Ari suggested that he could build a website in which people worldwide would be invited to contribute pictures to the site. Like the funding of walkers in a walkathon, we could get corporate sponsors to donate money to a charity each time an image is contributed. We began by asking people who were born blind or became blind at a young age: “What are four things that you would most like to see if you had vision?” We interviewed blind people in Israel, the Czech Republic, and United States and sent questionnaires worldwide to associations and schools for the blind. We received responses from countries as disparate as Australia, Ethiopia, Fiji, India, Korea, Lebanon, Lithuania, Niger, Poland, Slovenia, Zambia, and United Kingdom. The similarity of responses from such diverse cultures teaches us about the common vision of humanity. Ari created the website on which we posted the results of our cross-cultural research to invite web surfers to contribute pictures of things that blind people most want to see.
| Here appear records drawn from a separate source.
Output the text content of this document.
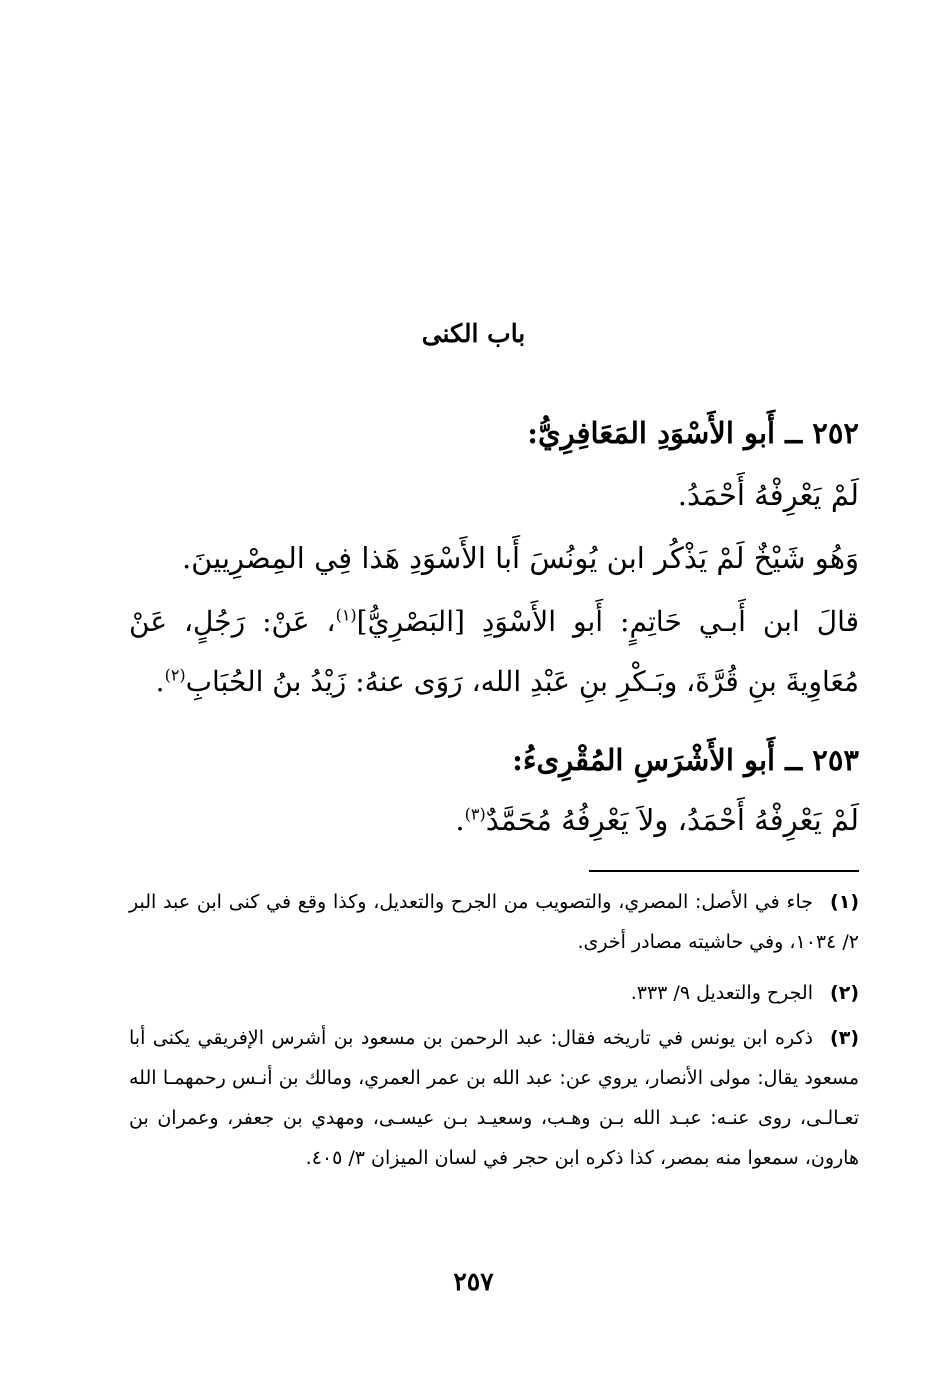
باب الكنى
٢٥٢ ــ أَبو الأَسْوَدِ المَعَافِرِيُّ:
لَمْ يَعْرِفْهُ أَحْمَدُ.
وَهُو شَيْخٌ لَمْ يَذْكُر ابن يُونُسَ أَبا الأَسْوَدِ هَذا فِي المِصْرِيينَ.
قالَ ابن أَبـي حَاتِمٍ: أَبو الأَسْوَدِ [البَصْرِيُّ]$^{(١)}$، عَنْ: رَجُلٍ، عَنْ مُعَاوِيةَ بنِ قُرَّةَ، وبَـكْرِ بنِ عَبْدِ الله، رَوَى عنهُ: زَيْدُ بنُ الحُبَابِ$^{(٢)}$.
٢٥٣ ــ أَبو الأَشْرَسِ المُقْرِىءُ:
لَمْ يَعْرِفْهُ أَحْمَدُ، ولاَ يَعْرِفُهُ مُحَمَّدٌ$^{(٣)}$.
(١)جاء في الأصل: المصري، والتصويب من الجرح والتعديل، وكذا وقع في كنى ابن عبد البر ٢/ ١٠٣٤، وفي حاشيته مصادر أخرى.
(٢)الجرح والتعديل ٩/ ٣٣٣.
(٣)ذكره ابن يونس في تاريخه فقال: عبد الرحمن بن مسعود بن أشرس الإفريقي يكنى أبا مسعود يقال: مولى الأنصار، يروي عن: عبد الله بن عمر العمري، ومالك بن أنـس رحمهمـا الله تعـالـى، روى عنـه: عبـد الله بـن وهـب، وسعيـد بـن عيسـى، ومهدي بن جعفر، وعمران بن هارون، سمعوا منه بمصر، كذا ذكره ابن حجر في لسان الميزان ٣/ ٤٠٥.
٢٥٧
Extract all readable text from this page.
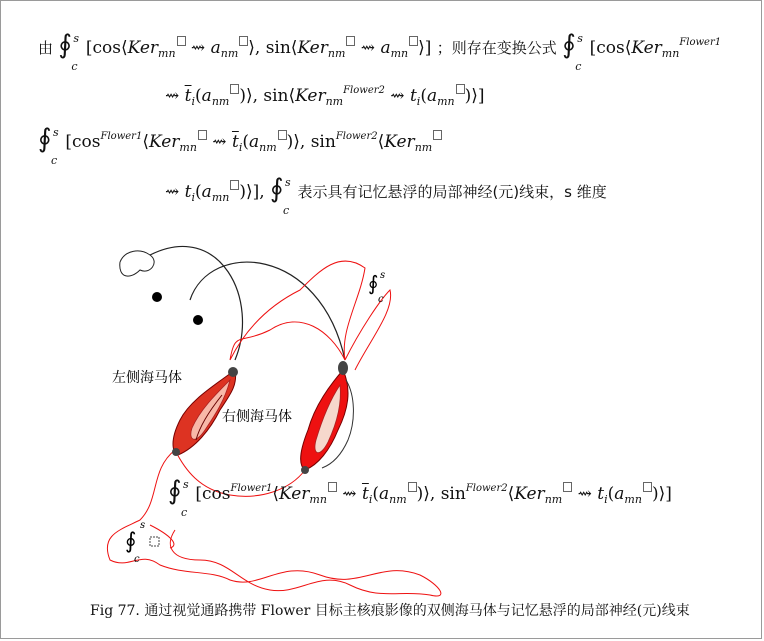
由 ∮ s
c
[cos⟨Ker$_{mn}$ ⇝ $a_{nm}$ ⟩, sin⟨Ker$_{nm}$ ⇝ $a_{mn}$ ⟩] ；则存在变换公式 ∮ s
c
[cos⟨Ker$_{mn}^{Flower1}$
⇝ $\overline{t}_i(a_{nm}$ )⟩, sin⟨Ker$_{nm}^{Flower2}$ ⇝ $t_i(a_{mn}$ )⟩]
∮ s
c
[$\cos^{Flower1}⟨Ker_{mn}$ ⇝ $\overline{t}_i(a_{nm}$ )⟩, $\sin^{Flower2}⟨Ker_{nm}$
⇝ $t_i(a_{mn}$ )⟩], ∮ s
c
表示具有记忆悬浮的局部神经(元)线束，s 维度
∮ s
c
∮
s
c
左侧海马体
右侧海马体
∮ s
c
[$\cos^{Flower1}⟨Ker_{mn}$ ⇝ $\overline{t}_i(a_{nm}$ )⟩, $\sin^{Flower2}⟨Ker_{nm}$ ⇝ $t_i(a_{mn}$ )⟩]
Fig 77. 通过视觉通路携带 Flower 目标主核痕影像的双侧海马体与记忆悬浮的局部神经(元)线束
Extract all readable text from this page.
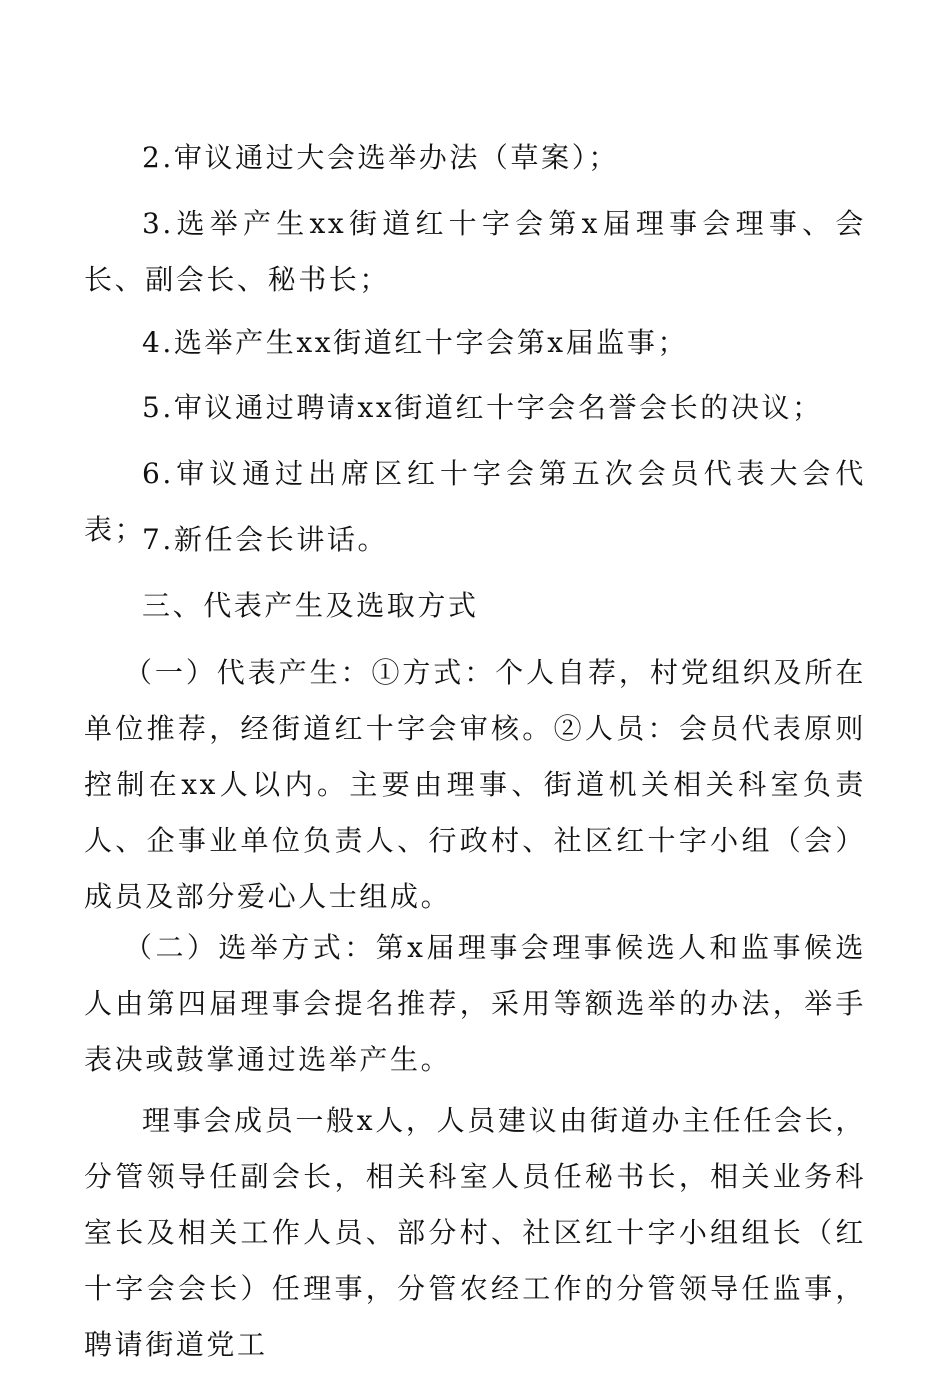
2.审议通过大会选举办法（草案）；

3.选举产生xx街道红十字会第x届理事会理事、会长、副会长、秘书长；

4.选举产生xx街道红十字会第x届监事；

5.审议通过聘请xx街道红十字会名誉会长的决议；

6.审议通过出席区红十字会第五次会员代表大会代表；

7.新任会长讲话。

三、代表产生及选取方式

（一）代表产生：①方式：个人自荐，村党组织及所在单位推荐，经街道红十字会审核。②人员：会员代表原则控制在xx人以内。主要由理事、街道机关相关科室负责人、企事业单位负责人、行政村、社区红十字小组（会）成员及部分爱心人士组成。

（二）选举方式：第x届理事会理事候选人和监事候选人由第四届理事会提名推荐，采用等额选举的办法，举手表决或鼓掌通过选举产生。

理事会成员一般x人，人员建议由街道办主任任会长，分管领导任副会长，相关科室人员任秘书长，相关业务科室长及相关工作人员、部分村、社区红十字小组组长（红十字会会长）任理事，分管农经工作的分管领导任监事，聘请街道党工
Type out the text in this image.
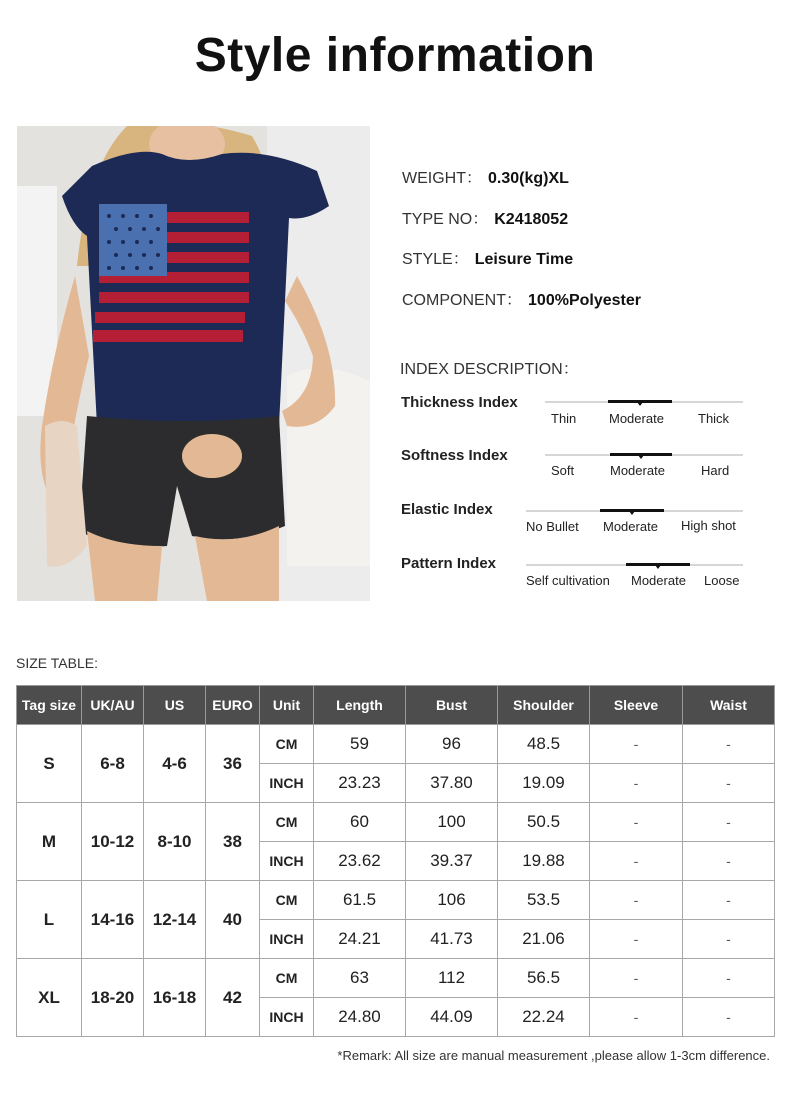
Style information
WEIGHT： 0.30(kg)XL
TYPE NO： K2418052
STYLE： Leisure Time
COMPONENT： 100%Polyester
INDEX DESCRIPTION：
Thickness Index
Thin	Moderate	Thick
Softness Index
Soft	Moderate	Hard
Elastic Index
No Bullet Moderate High shot
Pattern Index
Self cultivation Moderate Loose
SIZE TABLE:
Tag size	UK/AU	US	EURO	Unit	Length	Bust	Shoulder	Sleeve	Waist
S	6-8	4-6	36	CM	59	96	48.5	-	-
				INCH	23.23	37.80	19.09	-	-
M	10-12	8-10	38	CM	60	100	50.5	-	-
				INCH	23.62	39.37	19.88	-	-
L	14-16	12-14	40	CM	61.5	106	53.5	-	-
				INCH	24.21	41.73	21.06	-	-
XL	18-20	16-18	42	CM	63	112	56.5	-	-
				INCH	24.80	44.09	22.24	-	-
*Remark: All size are manual measurement ,please allow 1-3cm difference.
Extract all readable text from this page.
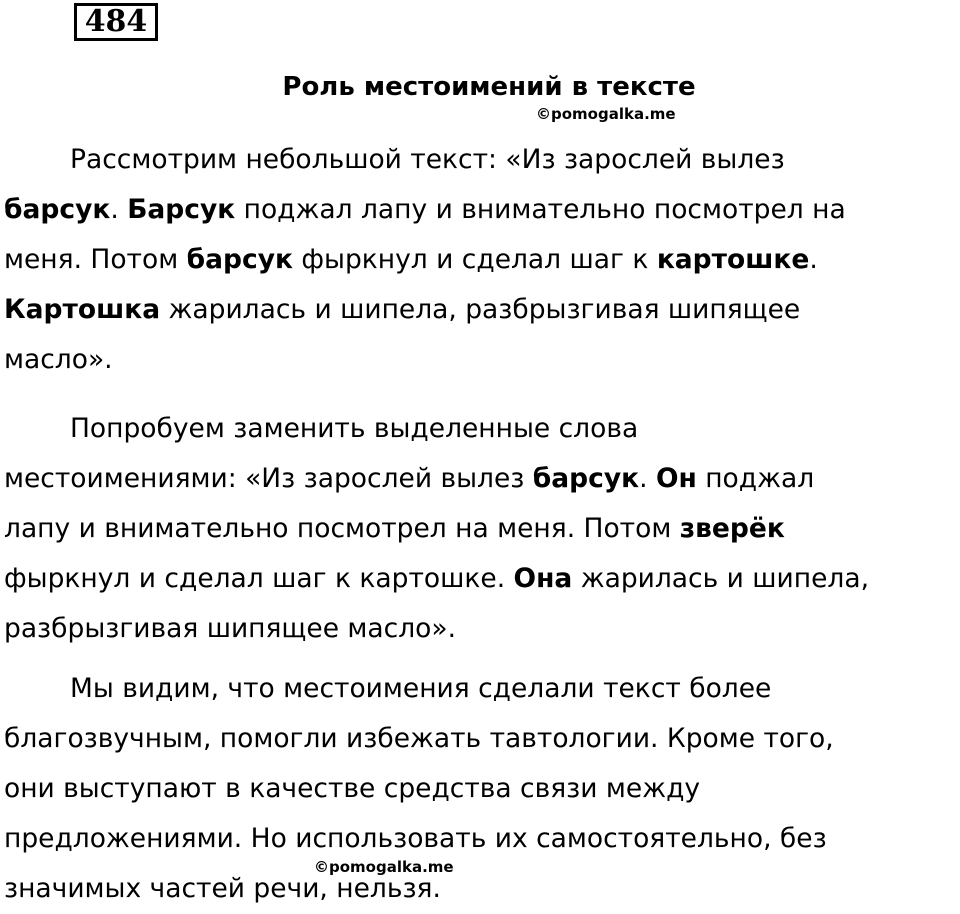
484
Роль местоимений в тексте
©pomogalka.me
Рассмотрим небольшой текст: «Из зарослей вылез
барсук. Барсук поджал лапу и внимательно посмотрел на
меня. Потом барсук фыркнул и сделал шаг к картошке.
Картошка жарилась и шипела, разбрызгивая шипящее
масло».
Попробуем заменить выделенные слова
местоимениями: «Из зарослей вылез барсук. Он поджал
лапу и внимательно посмотрел на меня. Потом зверёк
фыркнул и сделал шаг к картошке. Она жарилась и шипела,
разбрызгивая шипящее масло».
Мы видим, что местоимения сделали текст более
благозвучным, помогли избежать тавтологии. Кроме того,
они выступают в качестве средства связи между
предложениями. Но использовать их самостоятельно, без
значимых частей речи, нельзя.
©pomogalka.me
The next stage was to link the Internet to innovative digital technologies that enable blind people to “see” pictures through the sense of touch. A special computer mouse was developed in Jerusalem that gives blind people direct access to pictures on a computer monitor. Beneath fingers placed in indentations in this specially designed mouse, there is a grid of pin-like protrusions that move up and down independently to trace the image on the computer monitor onto the blind person’s fingertips. I drove up to Jerusalem to meet with Dr. Roman Guzman, inventor of this digital system, to discuss how his innovative technology could facilitate developing aesthetic experiences for blind people. With this new technology, blind people worldwide could access pictures from the image bank at our website.
In my years of dialogue on art and technology with the Lubavicher Rebbe, the 20th century’s foremost leader of Hasidic Jewry, I learned that the sweeping technological changes we are experiencing today are described in ancient kabbalistic texts. They relate how the outburst in scientific knowledge and technological advancement would be paralleled by an increase in sublime wisdom and spirituality. Integrating the wisdom of the mind and the wisdom of the soul, which is the role of the artist, can begin to usher true unity into the world. The Rebbe teaches:
"The divine purpose of the present information revolution, which gives an individual unprecedented power and opportunity, is to allow us to share knowledge – spiritual knowledge – with each other, empowering and unifying individuals everywhere. We need to use today’s interactive technology not just for business or leisure but to interlink as people – to create a welcome environment for the interaction of our souls, our hearts, our visions."